Banjir Darah di Libya

Rate this item
(0 votes)
Banjir Darah di Libya

Kota Benghazi di wilayah  timur Libya menjadi pusat konflik dan kekerasan di negara Afrika Utara itu. Daerah tersebut saat ini menjadi arena pertarungan  antara kubu Jenderal Khalifa Haftar dan rivalnya. Dengan dukungan ratusan tentara profesional, Haftar menjadi salah satu pemain utama di Libya. Dia mengendalikan sebagian kekuatan militer wilayah timur negara itu. Hingga kini pertempuran antara kelompok militan dan pasukan yang berada dalam perintah Haftar masih  berlanjut.

Baku tembak antar kedua belah pihak baru-baru ini di kota Benghazi menewaskan delapan orang. Dilaporkan, selama sembilan hari lalu sekitar seratus orang tewas.

Perang tidak hanya terjadi antara pasukan yang bertikai, tapi paramilisi suku adat juga menunjukkan taring mereka dengan memperlihatkan kekuatannya masing-masing melalui kemahiran bertempur saling bunuh.Dua kota, Kikla dan al-Qalah yang terletak di distrik al-Jabal al-Gharbi, menjadi tempat pertempuran antarsuku adat di Libya. Untuk meredam perang antarsuku yang semakin mengkhawatirkan, digelar pertemuan para pemimpin suku adat di al-Jabal al-Gharbi. Tapi pertemuan tersbeut tidak membuahkan hasil.

Pada saat yang sama pihak yang bertikai di Libya menyatakan tidak menerima prakarsa PBB mengenai penyelesaian masalah keamanan di negara Afrika Utara itu. Perserikatan Bangsa Bangsa baru-baru ini mendesak kedua belah pihak yang bertikai di al-Jabal al-Gharbi untuk menghentikan pertempuran demi memudahkan bantuan kemanusiaan terhadap warga sipil. Tapi tampaknya tidak ada kekuatan yang bisa menyelesaikan masalah keamanan di Libya.

Sejumlah pejabat Libya mengulurkan tangannya meminta bantuan publik dunia supaya membantu pemerintah Tripoli mengatasi masalah yang menimpa negara kaya minyak itu. Salah satu usulan yang mengemuka adalah prakarsa intervensi militer di Libya.

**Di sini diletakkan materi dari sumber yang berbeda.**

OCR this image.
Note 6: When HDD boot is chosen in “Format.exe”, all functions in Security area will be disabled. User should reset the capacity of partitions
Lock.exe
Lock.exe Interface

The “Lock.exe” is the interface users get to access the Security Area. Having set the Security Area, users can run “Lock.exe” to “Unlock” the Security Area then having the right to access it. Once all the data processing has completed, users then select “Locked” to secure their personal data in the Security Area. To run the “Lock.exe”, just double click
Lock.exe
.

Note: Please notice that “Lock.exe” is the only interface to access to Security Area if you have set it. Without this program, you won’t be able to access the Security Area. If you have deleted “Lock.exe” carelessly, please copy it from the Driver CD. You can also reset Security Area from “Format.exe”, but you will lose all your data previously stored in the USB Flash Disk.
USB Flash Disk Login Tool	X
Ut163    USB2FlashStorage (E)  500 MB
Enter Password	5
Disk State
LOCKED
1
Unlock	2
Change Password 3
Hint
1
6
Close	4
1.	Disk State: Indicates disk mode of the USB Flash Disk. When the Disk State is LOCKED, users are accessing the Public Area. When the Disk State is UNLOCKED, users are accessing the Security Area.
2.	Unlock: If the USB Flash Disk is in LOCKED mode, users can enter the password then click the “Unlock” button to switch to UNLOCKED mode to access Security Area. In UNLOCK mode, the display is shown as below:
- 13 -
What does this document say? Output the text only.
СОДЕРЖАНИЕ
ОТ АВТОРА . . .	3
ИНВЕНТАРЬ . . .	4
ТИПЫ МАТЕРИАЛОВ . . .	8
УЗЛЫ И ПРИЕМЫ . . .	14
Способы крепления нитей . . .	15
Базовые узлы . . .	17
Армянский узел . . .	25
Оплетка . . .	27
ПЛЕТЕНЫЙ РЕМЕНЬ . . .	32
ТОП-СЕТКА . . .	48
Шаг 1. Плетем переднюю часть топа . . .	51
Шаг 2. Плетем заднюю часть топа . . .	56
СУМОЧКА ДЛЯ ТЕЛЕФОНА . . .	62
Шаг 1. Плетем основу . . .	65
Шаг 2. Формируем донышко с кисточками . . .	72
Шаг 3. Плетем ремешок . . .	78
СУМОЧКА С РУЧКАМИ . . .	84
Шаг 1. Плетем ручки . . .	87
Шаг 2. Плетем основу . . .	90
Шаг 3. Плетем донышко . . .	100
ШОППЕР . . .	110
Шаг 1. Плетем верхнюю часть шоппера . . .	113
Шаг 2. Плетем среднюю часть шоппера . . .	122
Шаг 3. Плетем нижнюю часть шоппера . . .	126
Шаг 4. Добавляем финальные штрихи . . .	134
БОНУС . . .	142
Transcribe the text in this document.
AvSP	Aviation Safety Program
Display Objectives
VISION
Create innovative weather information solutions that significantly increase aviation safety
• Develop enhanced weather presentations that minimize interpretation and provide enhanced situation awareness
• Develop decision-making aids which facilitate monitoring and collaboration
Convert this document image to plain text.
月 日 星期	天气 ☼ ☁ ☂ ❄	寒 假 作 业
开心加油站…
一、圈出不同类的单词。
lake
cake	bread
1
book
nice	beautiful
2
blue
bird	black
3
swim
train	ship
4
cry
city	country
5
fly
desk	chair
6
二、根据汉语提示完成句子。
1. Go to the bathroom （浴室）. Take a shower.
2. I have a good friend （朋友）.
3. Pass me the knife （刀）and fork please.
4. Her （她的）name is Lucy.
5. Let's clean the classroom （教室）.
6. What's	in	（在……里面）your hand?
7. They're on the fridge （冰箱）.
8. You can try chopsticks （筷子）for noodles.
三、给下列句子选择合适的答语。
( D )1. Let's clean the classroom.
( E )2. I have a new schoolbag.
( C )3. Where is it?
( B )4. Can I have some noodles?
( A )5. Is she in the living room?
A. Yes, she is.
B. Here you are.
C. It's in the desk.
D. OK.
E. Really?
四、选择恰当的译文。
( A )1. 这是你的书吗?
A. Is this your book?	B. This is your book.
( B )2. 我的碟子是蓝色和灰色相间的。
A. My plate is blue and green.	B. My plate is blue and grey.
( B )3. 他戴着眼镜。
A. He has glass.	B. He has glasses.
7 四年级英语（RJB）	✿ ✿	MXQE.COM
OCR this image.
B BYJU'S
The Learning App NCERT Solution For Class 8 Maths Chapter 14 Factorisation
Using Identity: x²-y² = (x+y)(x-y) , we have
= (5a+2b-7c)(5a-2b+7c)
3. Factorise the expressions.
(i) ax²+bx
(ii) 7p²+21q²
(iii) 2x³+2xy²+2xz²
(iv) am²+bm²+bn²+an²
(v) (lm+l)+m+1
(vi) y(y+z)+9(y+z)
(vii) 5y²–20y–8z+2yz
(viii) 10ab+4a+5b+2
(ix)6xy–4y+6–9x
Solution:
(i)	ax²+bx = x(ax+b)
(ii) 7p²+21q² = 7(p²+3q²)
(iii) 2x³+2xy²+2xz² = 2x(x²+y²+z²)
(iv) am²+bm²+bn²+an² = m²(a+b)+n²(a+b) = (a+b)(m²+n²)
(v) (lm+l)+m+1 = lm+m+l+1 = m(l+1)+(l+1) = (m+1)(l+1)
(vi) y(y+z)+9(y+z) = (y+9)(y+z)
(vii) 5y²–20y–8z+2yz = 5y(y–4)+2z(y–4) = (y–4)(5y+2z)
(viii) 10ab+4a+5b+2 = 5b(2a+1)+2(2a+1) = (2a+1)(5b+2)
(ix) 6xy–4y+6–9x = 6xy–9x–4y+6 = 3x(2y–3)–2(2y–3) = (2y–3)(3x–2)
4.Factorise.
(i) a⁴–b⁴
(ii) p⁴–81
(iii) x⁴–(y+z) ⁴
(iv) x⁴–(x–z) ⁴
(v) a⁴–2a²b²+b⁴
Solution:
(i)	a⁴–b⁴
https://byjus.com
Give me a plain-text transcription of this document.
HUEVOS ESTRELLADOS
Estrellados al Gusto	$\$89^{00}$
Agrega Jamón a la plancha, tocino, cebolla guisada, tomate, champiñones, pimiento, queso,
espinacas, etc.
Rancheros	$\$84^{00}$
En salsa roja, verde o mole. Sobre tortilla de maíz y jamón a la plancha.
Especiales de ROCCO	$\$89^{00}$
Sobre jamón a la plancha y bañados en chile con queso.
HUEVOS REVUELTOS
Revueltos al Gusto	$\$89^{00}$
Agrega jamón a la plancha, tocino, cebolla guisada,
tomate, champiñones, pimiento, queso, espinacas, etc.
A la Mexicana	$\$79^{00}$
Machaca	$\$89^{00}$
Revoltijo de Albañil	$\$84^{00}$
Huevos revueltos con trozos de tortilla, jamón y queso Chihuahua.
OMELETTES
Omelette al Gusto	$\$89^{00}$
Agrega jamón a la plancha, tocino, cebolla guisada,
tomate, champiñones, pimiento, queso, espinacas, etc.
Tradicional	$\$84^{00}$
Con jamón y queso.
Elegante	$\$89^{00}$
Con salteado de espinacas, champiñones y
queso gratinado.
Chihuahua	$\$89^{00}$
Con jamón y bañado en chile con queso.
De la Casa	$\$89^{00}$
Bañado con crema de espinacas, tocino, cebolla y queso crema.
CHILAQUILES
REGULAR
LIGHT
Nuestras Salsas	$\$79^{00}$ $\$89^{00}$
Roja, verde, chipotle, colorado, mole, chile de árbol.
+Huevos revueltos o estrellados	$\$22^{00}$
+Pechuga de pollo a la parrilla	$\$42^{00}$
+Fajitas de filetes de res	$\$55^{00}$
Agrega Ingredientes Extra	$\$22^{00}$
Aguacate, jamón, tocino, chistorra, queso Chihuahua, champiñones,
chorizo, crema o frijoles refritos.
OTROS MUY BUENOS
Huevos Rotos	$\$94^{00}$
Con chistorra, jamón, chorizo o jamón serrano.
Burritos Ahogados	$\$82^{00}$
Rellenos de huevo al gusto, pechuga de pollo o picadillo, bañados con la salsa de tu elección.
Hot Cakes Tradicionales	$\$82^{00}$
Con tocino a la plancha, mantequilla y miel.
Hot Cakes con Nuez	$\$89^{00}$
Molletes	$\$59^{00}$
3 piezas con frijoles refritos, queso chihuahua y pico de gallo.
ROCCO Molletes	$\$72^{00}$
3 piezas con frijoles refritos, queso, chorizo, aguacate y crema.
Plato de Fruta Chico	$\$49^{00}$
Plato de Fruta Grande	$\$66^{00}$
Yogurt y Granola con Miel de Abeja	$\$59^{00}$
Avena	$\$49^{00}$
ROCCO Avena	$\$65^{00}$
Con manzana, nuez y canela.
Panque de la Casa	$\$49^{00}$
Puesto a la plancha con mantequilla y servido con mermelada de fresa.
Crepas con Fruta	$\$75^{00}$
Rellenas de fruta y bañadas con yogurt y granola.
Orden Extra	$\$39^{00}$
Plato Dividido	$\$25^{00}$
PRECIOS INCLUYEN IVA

Tapi, prakarsa tersebut memicu reaksi negatif di kawasan. Ketua Dewan Pendiri Tunisia menentang usulan tersebut, dan menilai intervensi militer justru akan memperuncing konflik di Libya. Mostafa bin Jafar menegaskan bahwa krisis Libya harus diatasi oleh orang Libya sendiri, dan peran negara lain hanya untuk mendekatkan pandangan antarkubu yang berselisih.

Situasi tersebut berlangsung di saat sejumlah negara tetangga Libya mengkhawatikan kondisi dalam negeri negara Afrika Utara itu, dan mereka melakukan lobi intens untuk mencapai solusi mengenai pemecahan masalah keamanan. Menteri luar negeri Mesir dan Aljazair hari Kamis bertemu untuk membahas krisis Libya. Negara-negara tetangga Libya meminta kelompok ÔÇôkelompok bersenjata untuk berpartisipasi dalam prakarsa perundingan nasional dan menyampaikan masalah mereka melalui jalur diplomasi demi membantu mengatasi krisis di negara itu. Tapi ironisnya seruan tersebut tidak didengar oleh berbagai kubu yang bertikai di Libya, bahkan fakta di lapangan menunjukkan indikasi api kekerasan kian hari semakin meningkat, yang menimbulkan kekhawatiran berbagai kalangan, termasuk PBB mengenai ancaman "banjir darah" di Libya.